Think about how you’re dealing with the recession in your own
household. If you’re like most people, you’re cutting out
non-essential services, watching your budget carefully, and
holding on to more cash instead of spending it.
The exact same is true of your wholesale suppliers. For a
wholesaler to stock a warehouse full of products, they need to
have ‘Positive Cash Flow’. Money coming in at a rate that is
greater than money going out. In a recession, consumers are
buying less, so wholesalers are unsure how much product they’ll
be able to sell, and the result is that they don’t stock as much
product as they normally would in a good economy. They’re doing
the best they can to minimize their own risk and maintain a
positive cash flow.
So, you have more backorders because wholesalers have to be
careful with their money, and stock fewer products.
You’ll continue to see this kind of thing across the board for a
while to come. It’s not your
wholesale supplier’s fault. They’re doing what they have to do
as a business in order to survive.
You’re not to going to be able to switch
wholesalers and eliminate that backorder problem. All
wholesale companies are dealing with this, as are all other
businesses of all kinds.
When will it get better?
Well, the obvious answer is that when the recession finally gets
better, the backorder situation will get better. But, there’s
another answer in the short term.
Why? Because the Holiday Season is coming. The summer months are
typically when wholesalers plan what they think they can sell
throughout the Holidays at the end of the year, and start
finalizing their orders and filling their warehouses. The
earlier they stock up for the Holidays, the less that stock
tends to cost them. After July, you’ll start to see the
backorder situation easing up a bit as wholesalers start to load
up their warehouses for the biggest retail season of the
year…the Holidays.
What Do We Do In The Meantime?
While we’re waiting for this recession to end, there are three
things we can do to help our
businesses through product backorder situations. They are (1)
Customer Service, (2) Customer Service, and (3) Customer
Service.
I’ve been in business in one way or another through three
recessions, and I can tell you that nothing will keep you in
business through this better than bending over backwards for
your customer. If you have to notify a customer of a backorder:
- Contact the customer immediately and explain the situation.
Don’t wait.
- Be apologetic and understanding. Offer to refund the order if
they don’t want to wait until the
item comes back into stock. Being proactive and offering the
refund before it’s asked for often defuses any bad feelings your
customer might have toward your business.
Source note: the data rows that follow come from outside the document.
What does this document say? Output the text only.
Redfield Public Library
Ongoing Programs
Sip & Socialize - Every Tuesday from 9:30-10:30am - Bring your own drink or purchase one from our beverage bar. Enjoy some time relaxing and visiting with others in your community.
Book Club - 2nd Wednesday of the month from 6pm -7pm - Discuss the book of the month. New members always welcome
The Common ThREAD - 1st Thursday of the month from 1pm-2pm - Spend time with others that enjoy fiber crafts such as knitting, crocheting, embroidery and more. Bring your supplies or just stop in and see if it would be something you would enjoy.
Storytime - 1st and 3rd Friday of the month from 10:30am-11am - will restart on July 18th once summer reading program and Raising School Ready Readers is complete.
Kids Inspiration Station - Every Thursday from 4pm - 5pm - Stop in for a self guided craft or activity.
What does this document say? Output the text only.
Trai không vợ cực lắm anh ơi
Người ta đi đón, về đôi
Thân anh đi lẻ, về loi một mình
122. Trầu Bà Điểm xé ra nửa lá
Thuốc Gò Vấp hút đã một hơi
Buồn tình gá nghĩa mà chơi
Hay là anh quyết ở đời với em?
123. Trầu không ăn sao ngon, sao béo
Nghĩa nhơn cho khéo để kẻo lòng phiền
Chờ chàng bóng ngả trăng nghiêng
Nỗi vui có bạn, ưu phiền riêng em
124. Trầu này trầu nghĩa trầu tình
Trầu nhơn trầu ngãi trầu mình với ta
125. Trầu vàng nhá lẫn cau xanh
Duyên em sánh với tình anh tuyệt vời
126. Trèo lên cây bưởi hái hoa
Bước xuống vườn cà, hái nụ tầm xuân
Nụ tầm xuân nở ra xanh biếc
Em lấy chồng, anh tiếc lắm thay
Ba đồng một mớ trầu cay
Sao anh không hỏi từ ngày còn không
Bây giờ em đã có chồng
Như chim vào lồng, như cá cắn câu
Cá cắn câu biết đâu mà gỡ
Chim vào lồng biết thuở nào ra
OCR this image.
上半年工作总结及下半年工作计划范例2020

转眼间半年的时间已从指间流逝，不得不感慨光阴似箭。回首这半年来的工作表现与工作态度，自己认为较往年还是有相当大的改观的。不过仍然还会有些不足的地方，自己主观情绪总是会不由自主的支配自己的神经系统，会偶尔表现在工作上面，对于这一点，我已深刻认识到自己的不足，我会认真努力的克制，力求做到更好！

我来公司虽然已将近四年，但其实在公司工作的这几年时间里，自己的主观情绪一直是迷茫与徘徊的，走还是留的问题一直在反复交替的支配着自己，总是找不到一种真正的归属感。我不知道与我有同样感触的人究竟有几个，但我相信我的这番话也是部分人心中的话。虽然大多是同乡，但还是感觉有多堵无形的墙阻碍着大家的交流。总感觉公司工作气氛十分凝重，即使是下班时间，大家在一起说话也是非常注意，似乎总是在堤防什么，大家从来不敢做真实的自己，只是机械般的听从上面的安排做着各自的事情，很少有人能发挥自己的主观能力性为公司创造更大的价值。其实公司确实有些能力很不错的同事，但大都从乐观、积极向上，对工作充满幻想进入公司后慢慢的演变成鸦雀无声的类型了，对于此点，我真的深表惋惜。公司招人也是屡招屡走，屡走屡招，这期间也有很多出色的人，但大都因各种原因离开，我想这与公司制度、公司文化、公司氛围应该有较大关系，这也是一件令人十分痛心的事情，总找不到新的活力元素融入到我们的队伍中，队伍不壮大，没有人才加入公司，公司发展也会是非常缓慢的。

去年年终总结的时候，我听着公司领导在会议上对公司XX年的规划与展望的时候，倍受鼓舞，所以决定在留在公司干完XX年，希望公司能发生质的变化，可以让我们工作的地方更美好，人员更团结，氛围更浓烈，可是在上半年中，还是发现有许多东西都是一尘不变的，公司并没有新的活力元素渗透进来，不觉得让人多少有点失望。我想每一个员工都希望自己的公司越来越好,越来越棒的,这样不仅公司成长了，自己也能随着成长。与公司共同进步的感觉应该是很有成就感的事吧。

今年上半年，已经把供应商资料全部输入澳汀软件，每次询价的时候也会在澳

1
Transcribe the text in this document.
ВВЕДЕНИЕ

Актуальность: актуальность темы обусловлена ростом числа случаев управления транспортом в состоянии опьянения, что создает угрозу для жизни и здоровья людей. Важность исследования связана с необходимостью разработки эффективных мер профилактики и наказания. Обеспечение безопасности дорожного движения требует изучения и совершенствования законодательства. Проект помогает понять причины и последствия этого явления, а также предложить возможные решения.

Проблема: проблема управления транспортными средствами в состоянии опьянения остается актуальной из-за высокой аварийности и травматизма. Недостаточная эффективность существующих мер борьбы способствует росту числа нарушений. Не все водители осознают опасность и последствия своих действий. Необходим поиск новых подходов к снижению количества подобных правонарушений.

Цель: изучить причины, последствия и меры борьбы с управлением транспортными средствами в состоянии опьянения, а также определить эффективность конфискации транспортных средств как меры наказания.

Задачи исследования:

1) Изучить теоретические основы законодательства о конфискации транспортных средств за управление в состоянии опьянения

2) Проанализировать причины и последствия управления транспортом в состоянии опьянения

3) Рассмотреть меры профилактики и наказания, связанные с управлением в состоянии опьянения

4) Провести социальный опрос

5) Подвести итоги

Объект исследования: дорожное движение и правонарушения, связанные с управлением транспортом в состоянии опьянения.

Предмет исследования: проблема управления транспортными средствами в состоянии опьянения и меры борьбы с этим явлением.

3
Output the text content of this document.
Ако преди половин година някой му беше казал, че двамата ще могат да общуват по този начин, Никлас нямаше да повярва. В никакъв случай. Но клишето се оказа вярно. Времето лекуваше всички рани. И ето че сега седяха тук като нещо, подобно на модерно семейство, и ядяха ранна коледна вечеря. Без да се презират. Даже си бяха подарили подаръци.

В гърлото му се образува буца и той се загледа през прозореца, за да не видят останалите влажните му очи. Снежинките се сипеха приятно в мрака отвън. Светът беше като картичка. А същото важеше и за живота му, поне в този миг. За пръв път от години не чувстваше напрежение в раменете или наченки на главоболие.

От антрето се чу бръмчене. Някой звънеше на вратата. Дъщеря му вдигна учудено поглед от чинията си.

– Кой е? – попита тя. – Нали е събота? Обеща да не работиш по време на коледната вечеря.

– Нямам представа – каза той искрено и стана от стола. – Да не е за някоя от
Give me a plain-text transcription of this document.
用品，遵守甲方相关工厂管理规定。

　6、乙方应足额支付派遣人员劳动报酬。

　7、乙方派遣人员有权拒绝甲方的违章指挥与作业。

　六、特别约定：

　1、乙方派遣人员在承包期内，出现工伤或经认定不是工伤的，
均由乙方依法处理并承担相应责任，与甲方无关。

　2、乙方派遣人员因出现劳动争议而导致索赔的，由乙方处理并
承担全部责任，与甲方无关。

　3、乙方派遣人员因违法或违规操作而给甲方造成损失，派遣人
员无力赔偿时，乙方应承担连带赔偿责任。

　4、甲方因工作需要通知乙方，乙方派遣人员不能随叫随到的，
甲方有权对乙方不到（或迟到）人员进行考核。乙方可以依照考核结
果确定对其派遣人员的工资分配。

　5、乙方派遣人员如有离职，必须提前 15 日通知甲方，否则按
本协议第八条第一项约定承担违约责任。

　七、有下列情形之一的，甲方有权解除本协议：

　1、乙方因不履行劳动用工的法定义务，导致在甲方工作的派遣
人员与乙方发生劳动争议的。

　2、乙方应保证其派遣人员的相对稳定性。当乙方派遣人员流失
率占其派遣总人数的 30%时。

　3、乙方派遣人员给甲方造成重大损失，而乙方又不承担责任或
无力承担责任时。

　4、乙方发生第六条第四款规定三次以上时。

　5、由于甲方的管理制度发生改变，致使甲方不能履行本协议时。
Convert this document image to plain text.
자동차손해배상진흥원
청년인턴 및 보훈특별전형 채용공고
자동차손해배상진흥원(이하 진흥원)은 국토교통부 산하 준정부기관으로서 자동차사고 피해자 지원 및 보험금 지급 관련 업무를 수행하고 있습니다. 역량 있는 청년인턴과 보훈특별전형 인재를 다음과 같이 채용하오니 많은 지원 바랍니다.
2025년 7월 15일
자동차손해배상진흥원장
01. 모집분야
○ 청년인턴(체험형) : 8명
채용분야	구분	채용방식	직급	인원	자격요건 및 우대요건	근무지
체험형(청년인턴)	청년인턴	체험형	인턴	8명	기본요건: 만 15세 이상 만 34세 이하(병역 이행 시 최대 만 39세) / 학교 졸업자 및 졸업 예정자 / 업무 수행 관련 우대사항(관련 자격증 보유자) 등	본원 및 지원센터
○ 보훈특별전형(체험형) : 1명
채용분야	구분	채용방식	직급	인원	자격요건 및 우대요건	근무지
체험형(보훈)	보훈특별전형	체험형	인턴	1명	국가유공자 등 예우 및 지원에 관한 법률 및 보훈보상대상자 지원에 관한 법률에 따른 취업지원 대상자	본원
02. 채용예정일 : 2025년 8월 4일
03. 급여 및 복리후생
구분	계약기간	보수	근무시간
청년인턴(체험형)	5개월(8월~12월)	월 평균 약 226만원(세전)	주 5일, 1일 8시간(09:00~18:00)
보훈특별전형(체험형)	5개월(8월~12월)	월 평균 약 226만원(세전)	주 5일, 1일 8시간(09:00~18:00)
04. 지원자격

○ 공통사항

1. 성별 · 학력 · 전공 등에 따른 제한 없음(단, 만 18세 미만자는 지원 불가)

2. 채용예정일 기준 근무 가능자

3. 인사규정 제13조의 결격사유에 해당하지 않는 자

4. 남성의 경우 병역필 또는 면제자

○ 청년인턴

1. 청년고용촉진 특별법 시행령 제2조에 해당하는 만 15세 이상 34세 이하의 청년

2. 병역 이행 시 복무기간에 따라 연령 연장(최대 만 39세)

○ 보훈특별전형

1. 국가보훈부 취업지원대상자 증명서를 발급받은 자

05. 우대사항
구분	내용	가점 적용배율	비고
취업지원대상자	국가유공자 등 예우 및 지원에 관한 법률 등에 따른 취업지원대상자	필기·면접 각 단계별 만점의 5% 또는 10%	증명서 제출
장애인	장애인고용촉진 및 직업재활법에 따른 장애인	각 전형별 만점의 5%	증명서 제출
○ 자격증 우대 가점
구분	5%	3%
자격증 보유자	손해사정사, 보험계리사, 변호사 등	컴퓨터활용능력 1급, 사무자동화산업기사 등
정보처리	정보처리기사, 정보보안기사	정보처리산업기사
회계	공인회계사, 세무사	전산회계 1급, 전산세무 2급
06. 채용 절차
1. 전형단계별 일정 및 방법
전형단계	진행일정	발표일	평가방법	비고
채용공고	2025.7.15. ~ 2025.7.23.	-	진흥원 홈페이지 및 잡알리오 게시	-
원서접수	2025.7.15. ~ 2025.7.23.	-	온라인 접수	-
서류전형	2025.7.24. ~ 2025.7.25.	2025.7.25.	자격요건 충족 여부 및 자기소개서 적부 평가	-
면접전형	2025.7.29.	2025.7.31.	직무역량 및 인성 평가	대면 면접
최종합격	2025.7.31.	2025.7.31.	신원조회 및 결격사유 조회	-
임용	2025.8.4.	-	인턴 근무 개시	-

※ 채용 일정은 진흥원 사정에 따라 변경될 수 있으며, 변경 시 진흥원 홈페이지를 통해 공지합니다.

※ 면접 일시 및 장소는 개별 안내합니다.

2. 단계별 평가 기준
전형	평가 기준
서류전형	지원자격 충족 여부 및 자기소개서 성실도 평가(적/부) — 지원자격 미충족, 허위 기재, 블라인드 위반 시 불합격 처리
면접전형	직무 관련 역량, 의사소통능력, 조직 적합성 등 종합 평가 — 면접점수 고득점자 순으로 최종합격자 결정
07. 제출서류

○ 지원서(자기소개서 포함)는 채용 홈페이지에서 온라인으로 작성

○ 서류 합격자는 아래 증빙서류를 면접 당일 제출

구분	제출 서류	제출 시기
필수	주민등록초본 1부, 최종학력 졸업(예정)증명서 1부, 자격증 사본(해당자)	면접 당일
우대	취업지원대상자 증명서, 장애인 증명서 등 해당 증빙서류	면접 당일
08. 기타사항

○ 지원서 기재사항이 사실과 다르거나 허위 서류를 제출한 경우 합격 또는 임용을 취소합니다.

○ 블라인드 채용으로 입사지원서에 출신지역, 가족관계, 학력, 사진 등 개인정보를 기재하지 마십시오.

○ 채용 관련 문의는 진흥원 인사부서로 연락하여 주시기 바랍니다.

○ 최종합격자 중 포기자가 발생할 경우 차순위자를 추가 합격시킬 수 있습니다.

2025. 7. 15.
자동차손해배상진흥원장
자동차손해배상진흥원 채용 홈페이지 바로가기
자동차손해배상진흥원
- If the customer acts like they want a refund, go find the
product somewhere else, buy it and send it to them. Yes, even if
you lose a couple of dollars. I’ve done this before, fairly
often, and I can tell you for a fact that the couple of dollars
I’ve lost in those situations has been paid back thousands of
times over in customer satisfaction. When you do this, and let
the customer know you’ve done it for them, you not only have a
customer for life, you have a customer that will tell everyone
they know about what you did. That brings you more customers.
This recession will end. They always do, no matter what the
doom-and-gloom idiots moan and cry about in order to sell
newspapers, and sell commercials on the TV news shows. Soon
enough, we’ll be happily spending our way into the next
recession, and things will be back to ‘normal’. In the meantime,
understand that in the short term you will see more backorders
than usual.
Turn it into an opportunity to let your customer service shine,
and your backorders can actually help more than they hurt, by
gaining you more committed customers and more new business.